Dennison believes Burlington should augment its Waterfront Trail signage to provide:

  • Clear direction and distance notices to between attractions such as Burlington Beach and Paletta Estates. Tourism Burlington provided an excellent paper-based map featuring the stops to GWTA participants but it is preferred to have signage or pavement markings
  • Install signs from the GO Train to the Waterfront Trail and other points of arrival for visitors.

The Waterfront Regeneration Trust coordinates trail-wide initiatives such as signage and promotion (events and website and media coverage of the GWTA This is an effective and low-cost way to promote the Waterfront Trail, its 41 community partners and the many businesses, restaurants and accommodations along the way. In fact promoting local business is an organizing principle of the event.
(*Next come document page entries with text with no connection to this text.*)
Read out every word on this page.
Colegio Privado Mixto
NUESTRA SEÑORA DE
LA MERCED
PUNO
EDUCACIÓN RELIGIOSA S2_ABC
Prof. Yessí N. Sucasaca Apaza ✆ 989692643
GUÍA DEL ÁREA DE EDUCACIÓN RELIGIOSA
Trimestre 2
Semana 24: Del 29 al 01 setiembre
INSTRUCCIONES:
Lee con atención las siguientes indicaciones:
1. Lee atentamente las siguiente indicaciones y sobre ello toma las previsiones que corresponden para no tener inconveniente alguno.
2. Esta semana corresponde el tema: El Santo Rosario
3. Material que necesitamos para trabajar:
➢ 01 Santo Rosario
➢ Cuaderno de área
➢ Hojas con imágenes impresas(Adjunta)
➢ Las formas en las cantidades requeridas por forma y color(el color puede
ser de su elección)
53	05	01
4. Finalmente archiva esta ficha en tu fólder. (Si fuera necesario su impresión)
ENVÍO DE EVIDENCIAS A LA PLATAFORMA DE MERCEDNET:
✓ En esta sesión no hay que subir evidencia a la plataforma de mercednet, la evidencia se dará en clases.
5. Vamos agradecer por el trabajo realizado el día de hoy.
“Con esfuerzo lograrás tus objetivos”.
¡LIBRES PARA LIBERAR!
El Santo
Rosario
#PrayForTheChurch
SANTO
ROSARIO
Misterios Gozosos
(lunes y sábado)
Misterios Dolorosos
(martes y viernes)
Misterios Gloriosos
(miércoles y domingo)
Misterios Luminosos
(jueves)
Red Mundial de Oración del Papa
Rest Stop organization and significant political participation in the GWTA demonstrates the commitment of the partnership. Consistently over the 4 years of the GWTA, there have been about 30 to 40 political representatives from all levels of government participating.

Waterfront Regeneration Trust is now working with communities along Lake Erie to create a Lake Erie Cycling Route that will connect to the Waterfront Trail via the Greater Niagara Circle Route. The result will be a 1200 km cycling route from Windsor to Quebec! And a gateway to the American cycling touring market.

The Waterfront Regeneration Trust raises approximately $50,000 for the Waterfront Trail Collaborative Communications and Promotions Program from the 41 community partners to fund promotional projects such as the GWTA, website, mapbook and signage programs. The City of Burlington, once a leader in the partnership, has not contributed to the CCPP since 2005. Burlington’s participation in CCPP was never handed over to a new staff member once Catharine Talbot retired. The Waterfront Regeneration Trust is requesting that the City renew its particpation. David Crombie made this point when he spoke to the Burlington Waterfront Advisory Committee – but no one sseems to be picking this one up. Mayor Goldring – could this go on your list?